Friday, May 01, 2009

Donis Does It - Do You?

Charles’ here, starting this blog with a shout out to recent guest blogger Marc Blatte who landed an appearance on NPR Weekend Edition. Well done, sir. Now why didn’t you mention me?

Last week I wrote about writing the kinds of books readers want to read, which prompted fellow-blogger and the ever-insightful Donis to note that that’s all well and good, but that unless you did a ton of (expensive, trust me) market research, you can never really know what readers want and that the best you can do is study your craft, write constantly, love to write and write the best books you can write. I agree completely—and that’s why I’m still right.

So, Charles, what do readers want? Naturally, they all want something different. Well, not completely different and not all of them, but it’s safe to say that they want books with great characters and a wonderful story and a memorable setting…which all sounds so general and not at all helpful, until you’ve read a few books in a row that had none of these things. But this is not helpful advice and it is my sworn duty as a Type M for Murder Blogger to provide all comers with advice practical and free.

Donis pointed out that she does not know what her readers want to read but she’s wrong. I think she knows exactly what they want. Checkout the opening sentence from Donis’ The Old Buzzard Had It Coming:

It was just after dinner on that January day in 1912, and very cold with a threat of snow, when Harley Day began the journey to his eternal reward.

These are not words just tossed down because the author like the way they looked. Whether she knew it or not (and I know she did), these twenty-nine words let readers who are looking for a certain kind of book know that they have found it. No buckets of blood splashed up in your face, no cowering victim begging for mercy, no big city cop looking for redemption, no F-bomb heavy dialog, no primer-level reading. Just twenty-nine words that tell readers who are looking for a beautifully-crafted story with a hint of mystery, set in a specific time and place by someone who knows what she’s writing about that they have found what they were looking for.

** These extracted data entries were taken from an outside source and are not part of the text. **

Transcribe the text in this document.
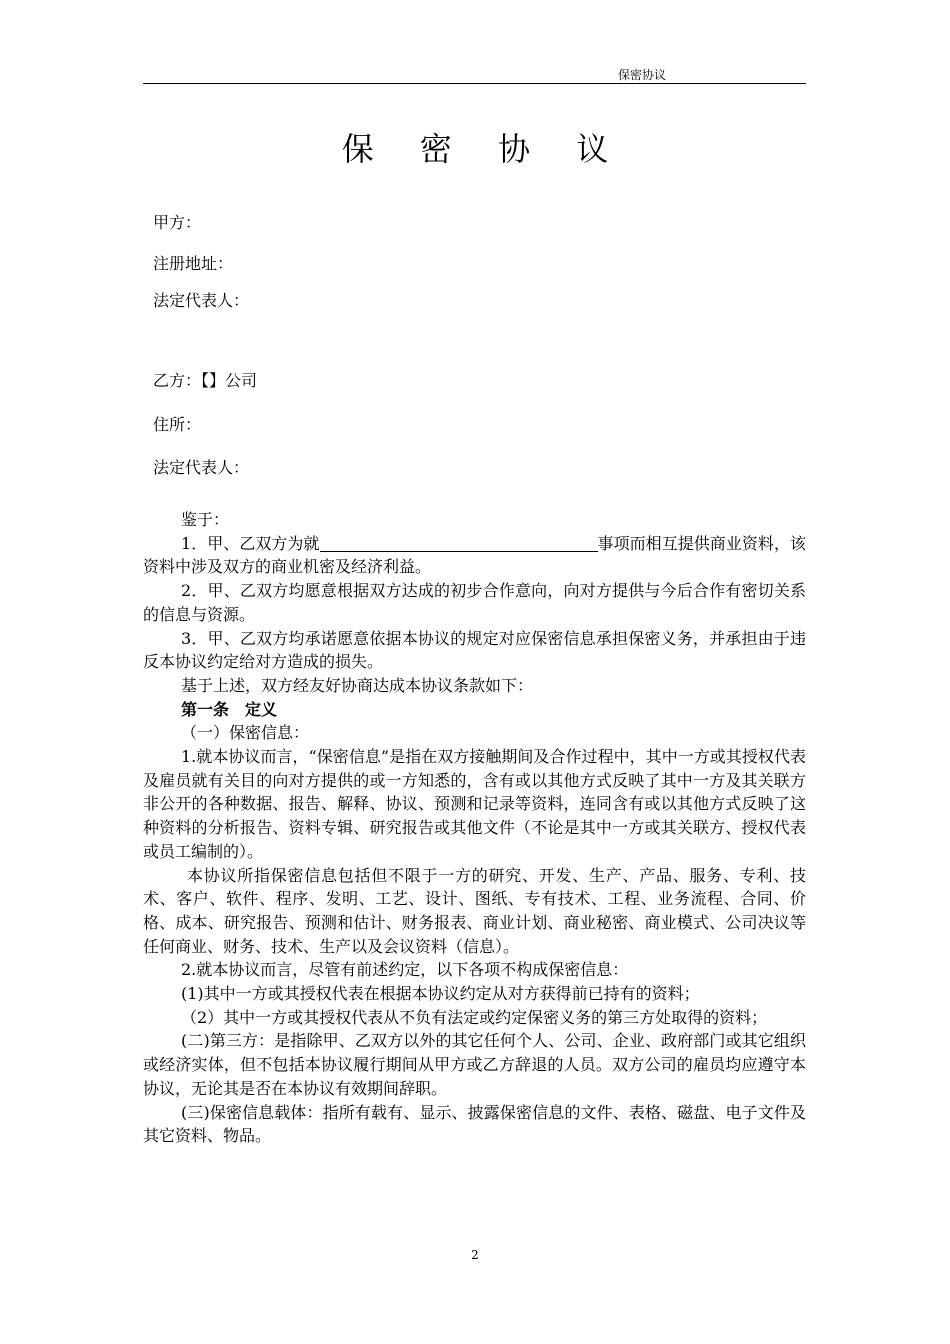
保密协议
保 密 协 议
甲方：
注册地址：
法定代表人：
乙方：【】公司
住所：
法定代表人：

鉴于：

1．甲、乙双方为就	事项而相互提供商业资料，该资料中涉及双方的商业机密及经济利益。

2．甲、乙双方均愿意根据双方达成的初步合作意向，向对方提供与今后合作有密切关系的信息与资源。

3．甲、乙双方均承诺愿意依据本协议的规定对应保密信息承担保密义务，并承担由于违反本协议约定给对方造成的损失。

基于上述，双方经友好协商达成本协议条款如下：

第一条　定义

（一）保密信息：

1.就本协议而言，“保密信息”是指在双方接触期间及合作过程中，其中一方或其授权代表及雇员就有关目的向对方提供的或一方知悉的，含有或以其他方式反映了其中一方及其关联方非公开的各种数据、报告、解释、协议、预测和记录等资料，连同含有或以其他方式反映了这种资料的分析报告、资料专辑、研究报告或其他文件（不论是其中一方或其关联方、授权代表或员工编制的）。

本协议所指保密信息包括但不限于一方的研究、开发、生产、产品、服务、专利、技术、客户、软件、程序、发明、工艺、设计、图纸、专有技术、工程、业务流程、合同、价格、成本、研究报告、预测和估计、财务报表、商业计划、商业秘密、商业模式、公司决议等任何商业、财务、技术、生产以及会议资料（信息）。

2.就本协议而言，尽管有前述约定，以下各项不构成保密信息：

(1)其中一方或其授权代表在根据本协议约定从对方获得前已持有的资料；

（2）其中一方或其授权代表从不负有法定或约定保密义务的第三方处取得的资料；

(二)第三方：是指除甲、乙双方以外的其它任何个人、公司、企业、政府部门或其它组织或经济实体，但不包括本协议履行期间从甲方或乙方辞退的人员。双方公司的雇员均应遵守本协议，无论其是否在本协议有效期间辞职。

(三)保密信息载体：指所有载有、显示、披露保密信息的文件、表格、磁盘、电子文件及其它资料、物品。

2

That is knowing your reader.

If you set out to write a best seller you will fail. Your book will try to be all things to all people, and like a smarmy politician, you may have some success but ultimately people will see you for what you are. But if you set out to write a book for an audience you can picture—even an audience of one—then you are on the right track. You need to know this audience (or this person) so well that you know what they want to read and how they want to read it. It’s not what you want to say but how they want to hear it.

Imagine if Donis had set out to write to the psycho killer crowd instead...

The pin-sharp prongs popped his eyeballs as the man drove the pitchfork through his skull, pinning Harley Day to the wall of the barn, just as he had done to Harley’s wife, four children and dog before him.

Or to the recipe-mystery crowd…

It had been a fine meal, the turkey braised with a special sauce made of three parts honey, one part sautéed cranberries, sprinkled with a dash of cinnamon and simmered over a low flame all evening, a quarter clove of garlic and a dash of cherry brandy added sometime after seven when the pot was raised to a low boil and a final quarter cup of finely-ground brown sugar was added, and Harley Day thought about it as he went to the barn to die.

Or to the mystery-from-the-cat’s-perspective crowd…

I supposed he would say I was tagging along, staying too close to his feet and that’s why he called me a nuisance—Moi? A nuisance?—but the fact is I had a date with an crafty and hopefully tasty mouse, and was heading to the barn anyway on that day that was so cold a gal’s tail could freeze off.

Fortunately, Donis knows her reader, and the result is a series of finely crafted books that give her readers exactly what they want to read.

Common sense stuff? You’d think it would be, but I’ve read too many books that tried to be too many things to too many people. And in the end—if you could make it that far—you knew you wouldn’t be back for more.


Donis Casey said...

Thanks, Charles! You've given me ideas for four new novels! What an intriguing idea to approach the same story in different ways for different audiences.

Debby (Deborah Turrell) Atkinson said...

Well said, Charles. Makes me rethink some of my own writing.